Israel does exist, albeit stuck uncomfortably between the devil and the deep blue Mediterranean Sea. It even manages to find reasons to celebrate (other than simply its survival, no mean achievement in itself).
One thing’s for sure: Israelis don’t die of boredom.
If you follow local politics, why bother thinking of a Purimspiel? The satire is built in.

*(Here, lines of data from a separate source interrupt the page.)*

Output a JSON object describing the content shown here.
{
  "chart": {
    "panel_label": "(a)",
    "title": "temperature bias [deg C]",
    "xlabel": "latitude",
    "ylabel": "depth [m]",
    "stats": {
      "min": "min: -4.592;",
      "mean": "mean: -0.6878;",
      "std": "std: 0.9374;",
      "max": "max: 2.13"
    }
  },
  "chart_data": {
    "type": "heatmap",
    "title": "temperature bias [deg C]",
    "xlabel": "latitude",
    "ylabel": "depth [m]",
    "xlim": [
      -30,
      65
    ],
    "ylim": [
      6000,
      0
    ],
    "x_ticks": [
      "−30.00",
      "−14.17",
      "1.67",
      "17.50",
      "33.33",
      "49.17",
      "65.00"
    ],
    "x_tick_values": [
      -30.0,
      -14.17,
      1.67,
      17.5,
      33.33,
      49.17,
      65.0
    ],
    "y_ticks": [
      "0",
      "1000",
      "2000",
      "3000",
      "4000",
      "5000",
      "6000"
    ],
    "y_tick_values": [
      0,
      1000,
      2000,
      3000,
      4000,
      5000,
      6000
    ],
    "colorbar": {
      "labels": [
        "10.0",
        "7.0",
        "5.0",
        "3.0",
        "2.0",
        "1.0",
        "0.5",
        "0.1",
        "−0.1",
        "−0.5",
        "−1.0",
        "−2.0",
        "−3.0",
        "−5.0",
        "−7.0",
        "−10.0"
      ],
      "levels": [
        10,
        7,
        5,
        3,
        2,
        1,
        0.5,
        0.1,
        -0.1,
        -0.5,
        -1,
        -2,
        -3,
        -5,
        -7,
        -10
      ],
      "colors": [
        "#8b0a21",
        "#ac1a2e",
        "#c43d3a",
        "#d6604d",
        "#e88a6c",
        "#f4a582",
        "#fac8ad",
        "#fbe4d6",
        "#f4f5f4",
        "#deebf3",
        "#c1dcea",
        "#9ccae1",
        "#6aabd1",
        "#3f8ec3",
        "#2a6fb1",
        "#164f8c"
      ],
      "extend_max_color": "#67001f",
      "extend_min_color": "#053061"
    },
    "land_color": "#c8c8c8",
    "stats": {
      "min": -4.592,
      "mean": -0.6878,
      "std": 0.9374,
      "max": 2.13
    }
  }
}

Ditto the world of the ever-more-extreme ultra-Orthodox zealots: How is it, for example, in the week in which the Rabbinical Council for Public Transportation reportedly advised ultra-Orthodox airline passengers to hang a “mehitza” around the top of their airplane seats to shield them from immodesty, a colleague sent me a picture of a haredi family in Jerusalem celebrating Purim with all the numerous children sporting Father Christmas costumes? Perhaps this is what happens when you are so cut off from the outside world. Or maybe in the age of Photoshop, when revolutions are carried out via Twitter, you don’t know what to believe any more.
Purim, after all, is a reminder that nothing is quite as it seems. It’s also a time to eat, drink and have fun. May we always have the last laugh.